Trump’s Presidency Spells Trouble for Housing Market

The housing market is bracing for a tough ride ahead, courtesy of Donald Trump’s presidency. Before his election, Redfin Corp. predicted mortgage rates would average 6.1% next year. However, just three days after the election, they revised their estimate upward to 6.8%, a significant jump from today’s high levels.

The Trump Effect

“The difference is Trump,” says Daryl Fairweather, chief economist at Redfin. The market is pricing in the possibility of tariffs and other policies that could drive up borrowing costs. This uncertainty has already pushed mortgage rates above 7% in some cases.

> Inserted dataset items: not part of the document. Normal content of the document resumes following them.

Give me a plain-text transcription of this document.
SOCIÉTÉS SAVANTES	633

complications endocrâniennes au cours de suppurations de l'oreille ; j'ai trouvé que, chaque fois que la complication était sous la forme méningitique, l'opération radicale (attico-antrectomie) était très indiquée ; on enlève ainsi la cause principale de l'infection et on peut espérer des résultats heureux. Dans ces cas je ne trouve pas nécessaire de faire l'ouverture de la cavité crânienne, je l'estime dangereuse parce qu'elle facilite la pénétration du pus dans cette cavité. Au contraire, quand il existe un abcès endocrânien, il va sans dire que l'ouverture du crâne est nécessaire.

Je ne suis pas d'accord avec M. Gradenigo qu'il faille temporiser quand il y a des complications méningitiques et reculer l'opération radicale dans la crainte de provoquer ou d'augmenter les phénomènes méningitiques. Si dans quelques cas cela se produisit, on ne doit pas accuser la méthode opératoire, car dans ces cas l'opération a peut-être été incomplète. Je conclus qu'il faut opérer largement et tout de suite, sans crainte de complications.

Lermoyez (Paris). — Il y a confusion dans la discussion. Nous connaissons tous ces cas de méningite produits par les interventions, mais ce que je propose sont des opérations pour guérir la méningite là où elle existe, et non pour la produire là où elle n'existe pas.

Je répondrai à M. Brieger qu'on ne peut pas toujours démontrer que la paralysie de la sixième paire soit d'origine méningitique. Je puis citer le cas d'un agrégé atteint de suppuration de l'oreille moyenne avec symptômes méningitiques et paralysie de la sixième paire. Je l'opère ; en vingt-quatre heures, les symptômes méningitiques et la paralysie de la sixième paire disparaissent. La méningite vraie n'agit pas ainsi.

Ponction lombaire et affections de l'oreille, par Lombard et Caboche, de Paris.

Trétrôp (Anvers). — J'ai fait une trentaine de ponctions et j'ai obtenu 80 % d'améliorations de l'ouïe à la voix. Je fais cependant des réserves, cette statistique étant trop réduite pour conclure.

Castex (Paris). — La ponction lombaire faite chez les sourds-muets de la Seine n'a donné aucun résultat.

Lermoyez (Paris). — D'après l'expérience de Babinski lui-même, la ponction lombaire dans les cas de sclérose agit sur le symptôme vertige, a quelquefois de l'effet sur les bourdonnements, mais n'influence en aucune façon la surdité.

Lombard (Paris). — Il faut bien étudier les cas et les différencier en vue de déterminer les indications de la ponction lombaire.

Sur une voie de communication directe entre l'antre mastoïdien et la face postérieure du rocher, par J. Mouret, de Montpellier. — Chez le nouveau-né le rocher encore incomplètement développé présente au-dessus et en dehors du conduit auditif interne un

Economists Sound the Alarm

Economists are warning that higher-for-longer borrowing costs will make it difficult for homebuyers to find affordable options. “There was a view that rates would gradually fall, but that no longer seems to be the case,” says Thomas Ryan, North America economist at Capital Economics. As a result, the housing market is likely to remain frozen for longer than expected.

Tariffs and Inflation

Trump’s proposal for tariffs on imports and Chinese goods could lead to inflation, as companies pass on cost increases to consumers. This, combined with potential tax cuts, could drive up the US deficit and push long-term rates even higher.

Labor Shortage Worsens

Trump’s plan to deport millions of undocumented immigrants could exacerbate the nation’s housing shortage. With a smaller labor force for the construction industry, it would be difficult to build new homes, making costs even more expensive.

Federal Reserve Under Pressure

The Federal Reserve will likely be influenced by Trump’s economic policies. While the Fed’s decisions on short-term interest rates don’t directly set mortgage rates, monetary policy does have some influence. Mortgage rates closely follow yields on 10-year Treasuries, which are affected by market expectations for inflation and economic growth.

Gloomy Outlook

Capital Economics expects higher rates to be another setback for buyers, causing a home-sale recovery to be even shallower than expected. Mortgage rates will likely stay high around 7% in 2024 and drop only a quarter point by the end of 2025.

Buyers Face Uncertainty

For buyers, the picture remains uncertain. High borrowing costs have weighed on shoppers, fueling a drop in contracts to buy previously owned homes. While prices held up in October, homes stayed on the market for about a week longer than a year ago.

A Glimmer of Hope

Despite the uncertainty, some consumers are feeling more confident to forge ahead. Real estate agents are reporting an increase in potential buyers and sellers since the election. Buyers are still waiting for a good deal, and if higher borrowing costs slow the market, that could help spur more deals.